Schematics of eyelid conditioning training (A to C) and probe protocols (D to G). For (A) to (C), schematics of stimuli presentation is shown at the top, and eyelid position as a function of time is shown below. Upward deviation corresponds to eyelid closure. (A) Neutral trained input (CS) is paired with eyelid stimulation as US. In the naïve state, there is no eyelid response during CS, and the US evokes a reflexive noncerebellar eyelid closure (shown in gray). (B) Behavioral response after animal learned CS-US pairing. Predictive eyelid closure during CS and before US is a CR. (C) Example eyelid CR profiles on the CS-alone trial from subject trained to produce either a full-sized (black line) or half-sized eyelid closure (blue line). (D) Coronal histology demonstrating lesion marks from two stimulation electrodes implanted in middle cerebellar peduncle. (E to G) Schematics of probe inputs on three different probe protocols. In each case, input used for training (500-ms, 100-Hz pulse train) is shown in black. (E) Frequency probes.

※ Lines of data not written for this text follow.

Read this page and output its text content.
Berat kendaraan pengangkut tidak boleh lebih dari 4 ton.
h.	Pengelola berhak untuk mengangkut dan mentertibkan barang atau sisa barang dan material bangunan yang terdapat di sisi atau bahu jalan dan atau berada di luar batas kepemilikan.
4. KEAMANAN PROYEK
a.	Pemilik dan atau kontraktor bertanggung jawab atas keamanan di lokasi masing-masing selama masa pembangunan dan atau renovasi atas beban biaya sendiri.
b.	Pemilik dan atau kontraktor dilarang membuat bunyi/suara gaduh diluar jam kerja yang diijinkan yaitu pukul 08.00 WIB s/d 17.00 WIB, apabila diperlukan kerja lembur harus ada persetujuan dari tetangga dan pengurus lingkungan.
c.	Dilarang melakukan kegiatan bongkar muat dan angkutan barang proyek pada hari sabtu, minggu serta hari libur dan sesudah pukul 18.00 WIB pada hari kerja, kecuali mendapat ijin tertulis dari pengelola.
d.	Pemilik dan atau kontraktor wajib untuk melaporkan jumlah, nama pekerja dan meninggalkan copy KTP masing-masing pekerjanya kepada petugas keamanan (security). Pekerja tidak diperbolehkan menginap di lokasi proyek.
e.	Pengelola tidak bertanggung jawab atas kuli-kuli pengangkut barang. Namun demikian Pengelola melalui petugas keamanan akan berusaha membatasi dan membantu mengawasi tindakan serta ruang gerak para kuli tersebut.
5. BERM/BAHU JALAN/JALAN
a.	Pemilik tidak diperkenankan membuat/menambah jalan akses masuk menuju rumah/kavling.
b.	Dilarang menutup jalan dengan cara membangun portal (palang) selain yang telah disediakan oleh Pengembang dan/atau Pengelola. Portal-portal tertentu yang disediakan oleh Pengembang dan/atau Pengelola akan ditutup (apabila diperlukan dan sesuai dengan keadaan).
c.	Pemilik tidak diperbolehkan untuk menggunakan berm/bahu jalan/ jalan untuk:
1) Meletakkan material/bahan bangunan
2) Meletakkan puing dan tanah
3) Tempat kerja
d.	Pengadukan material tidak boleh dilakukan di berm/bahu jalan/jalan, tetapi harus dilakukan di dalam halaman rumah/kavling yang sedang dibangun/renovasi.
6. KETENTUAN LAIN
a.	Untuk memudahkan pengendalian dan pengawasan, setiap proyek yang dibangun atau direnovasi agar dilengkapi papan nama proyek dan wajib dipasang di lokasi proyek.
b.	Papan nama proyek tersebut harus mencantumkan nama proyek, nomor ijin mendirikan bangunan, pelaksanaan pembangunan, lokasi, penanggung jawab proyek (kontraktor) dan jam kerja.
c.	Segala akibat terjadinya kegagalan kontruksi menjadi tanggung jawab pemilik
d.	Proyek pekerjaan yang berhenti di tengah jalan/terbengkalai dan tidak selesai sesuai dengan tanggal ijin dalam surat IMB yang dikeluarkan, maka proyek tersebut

The length of stimulus was kept at 500 ms, but frequency was systematically decreased. (F) Short probes. Frequency was kept at 100 Hz, but only portion of the stimulus length was presented. (G) Competing stimulus. Two separate stimulating electrodes were implanted into middle cerebellar peduncle spaced 1 mm laterally. Only electrode A was used for training. During probe trials, neither frequency nor length of the stimulus was changed, but rather the current applied on electrode A was decreased and, correspondingly, the current on electrode B was increased from zero to keep the number of total activated mossy fibers approximately constant. This manipulation should result in a gradual shift of the overlap between mossy fibers activated by probe and trained stimulus. The area of current spread is illustrated as a gray circle for electrode A (used to deliver trained input) and a brown circle for electrode B (competing stimulus).